The boys single was almost heart-breaking to watch; a day after having boat his boat and his oars stolen from the boat area after the time trial (contact row2k if you have any information on this), Alex Taafe of Pine View looked to be winning his final when he caught a boat-stopping crab, and then another, and another, until he was forced to limp across the line still in third place. As tough as it was to watch, equally impressive was the sprint put on by winner Zac Fry of Notre Dame, woah; I think it is safe to say he didn't need a crab across the river to make a race out of this one, and even to win it.
The boys senior quad experienced some misadventure when the Malvern crew broke some equipment a short distance into the event, and the race was stopped. The crew rowed over to the Canoe Club for repairs, and the race was restarted later, after both the singles. The crew from Malvern made their program's third trip to the trophy platform today to make it a sweep of the quads today, as they also won the freshman and junior quads earlier in the day. "I was really proud with how they handled it" said coach Craig Hoffman. "You never expect to be able to win after something like that." Hoffman was most proud that the three quads did not let some of their early season losses stall their progress. "The young guys really came together," he said. "The other teams are really terrific boats, and we're very fortunate to win today. We have no illusions that it isn't going to get tougher over the next few weeks at SRA's and Cincinnati.
Those are the stories we could glean from the senior events; here are some things we picked up during our time on
The boy's junior four was Egg Harbor Township's first boy's gold medal (EHT won the girls light four last year), but it wasn't their last; a couple hours later, the boy's lightweight four won gold as well. The lights were undefeated coming into the race, but the junior four had lost to Bishop Eustace a couple weeks ago. Coaches Zach Palombo and Bob Kerstetter told the crew that if they wanted to be polishing the trophy in Philadelphia, they were going to have to come together - and it clearly worked. "We're really happy to be able to race these teams," Palombo said. "The Eustace kids are really a stand-up class act, and we're honored to be racing kids like that."
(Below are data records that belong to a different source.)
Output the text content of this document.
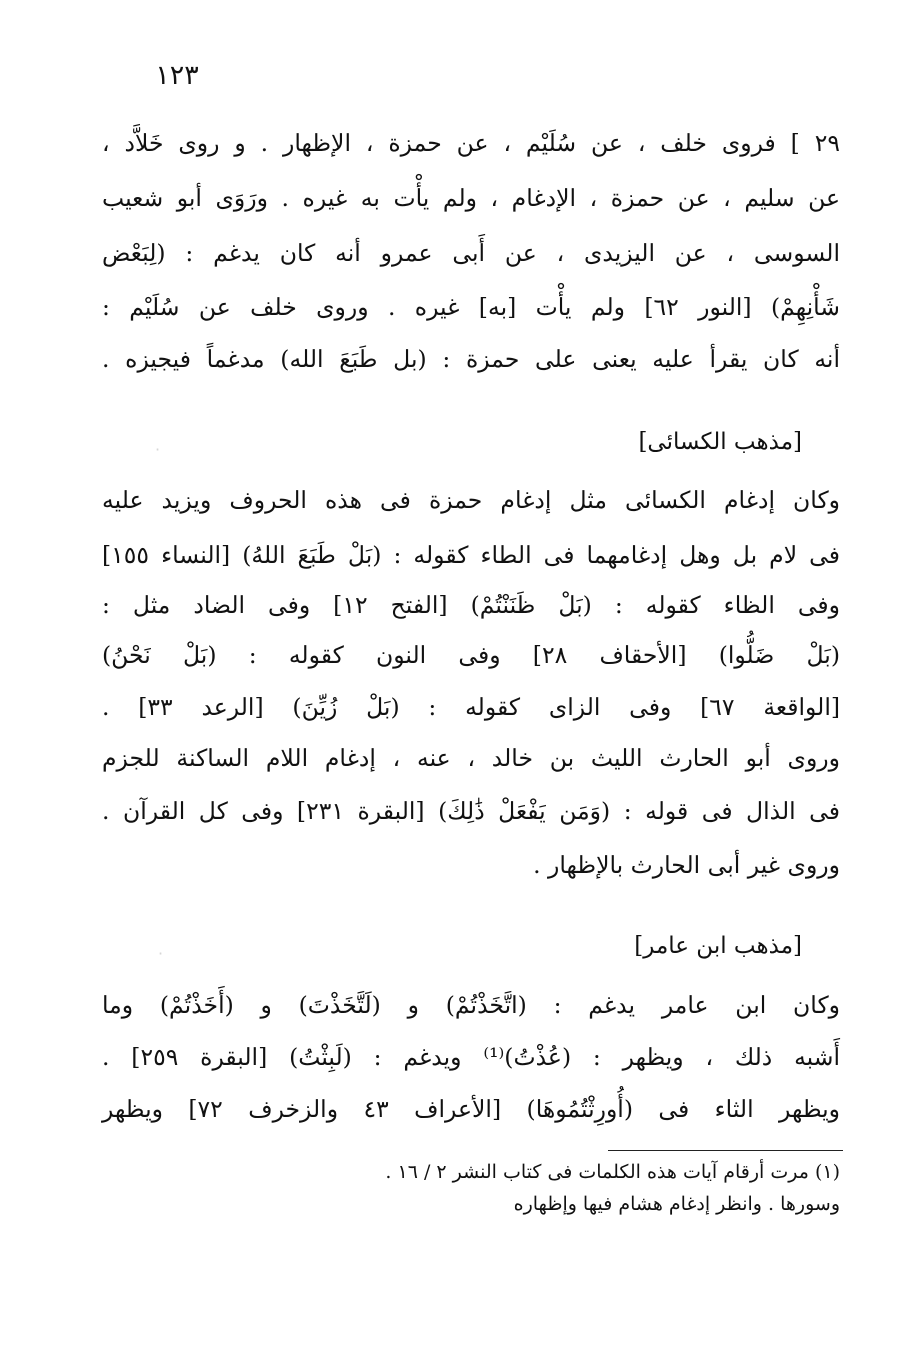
١٢٣
٢٩ ] فروى خلف ، عن سُلَيْم ، عن حمزة ، الإظهار . و روى خَلاَّد ،
عن سليم ، عن حمزة ، الإدغام ، ولم يأْت به غيره . ورَوَى أبو شعيب
السوسى ، عن اليزيدى ، عن أَبى عمرو أنه كان يدغم : (لِبَعْض
شَأْنِهِمْ) [النور ٦٢] ولم يأْت [به] غيره . وروى خلف عن سُلَيْم :
أنه كان يقرأ عليه يعنى على حمزة : (بل طَبَعَ الله) مدغماً فيجيزه .
[مذهب الكسائى]
وكان إدغام الكسائى مثل إدغام حمزة فى هذه الحروف ويزيد عليه
فى لام بل وهل إدغامهما فى الطاء كقوله : (بَلْ طَبَعَ اللهُ) [النساء ١٥٥]
وفى الظاء كقوله : (بَلْ ظَنَنْتُمْ) [الفتح ١٢] وفى الضاد مثل :
(بَلْ ضَلُّوا) [الأحقاف ٢٨] وفى النون كقوله : (بَلْ نَحْنُ)
[الواقعة ٦٧] وفى الزاى كقوله : (بَلْ زُيِّنَ) [الرعد ٣٣] .
وروى أبو الحارث الليث بن خالد ، عنه ، إدغام اللام الساكنة للجزم
فى الذال فى قوله : (وَمَن يَفْعَلْ ذَٰلِكَ) [البقرة ٢٣١] وفى كل القرآن .
وروى غير أبى الحارث بالإظهار .
[مذهب ابن عامر]
وكان ابن عامر يدغم : (اتَّخَذْتُمْ) و (لَتَّخَذْتَ) و (أَخَذْتُمْ) وما
أَشبه ذلك ، ويظهر : (عُذْتُ)⁽¹⁾ ويدغم : (لَبِثْتُ) [البقرة ٢٥٩] .
ويظهر الثاء فى (أُورِثْتُمُوهَا) [الأعراف ٤٣ والزخرف ٧٢] ويظهر
(١) مرت أرقام آيات هذه الكلمات فى كتاب النشر ٢ / ١٦ .
وسورها . وانظر إدغام هشام فيها وإظهاره
·
·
There were a bunch of firsts today, including the boys and girls frosh fours, which were won by Malvern and Baldwin, respectively.
Additionally, the Phyllis Graham trophy, named for Clete Graham's mother, who passed away unexpectedly this winter, was awarded for the first time this year to the winner of the girls light four. In each of the fifteen years Graham has been running the show on the awards dock at Stotes, Mrs. Graham has been assisting the effort a few feet away in the trophy area. Clete and his niece awarded the trophy themselves to winner Montclair in an emotional and touching ceremony.
The Moorestown boys won their first boys eight win today. Coach John Lloyd said the win was the result of three years of dedication to expanding the program to be able to compete with the big programs in the area. The team crew from 53 kids to over 90 kids, and the coaching staff went from four to nine during the time as a club program supported primarily by the athletes and their parents.
The Winter Park second varsity eight may have had the largest weight spread of any crew in the regatta - 85 lbs from heaviest to lightest.
And finally, a touch of the absurd: the coxswain of the Prep boy's lightweight four arrived at the medals dock eating a hamburger.
See you next year at one of the most fun regattas around.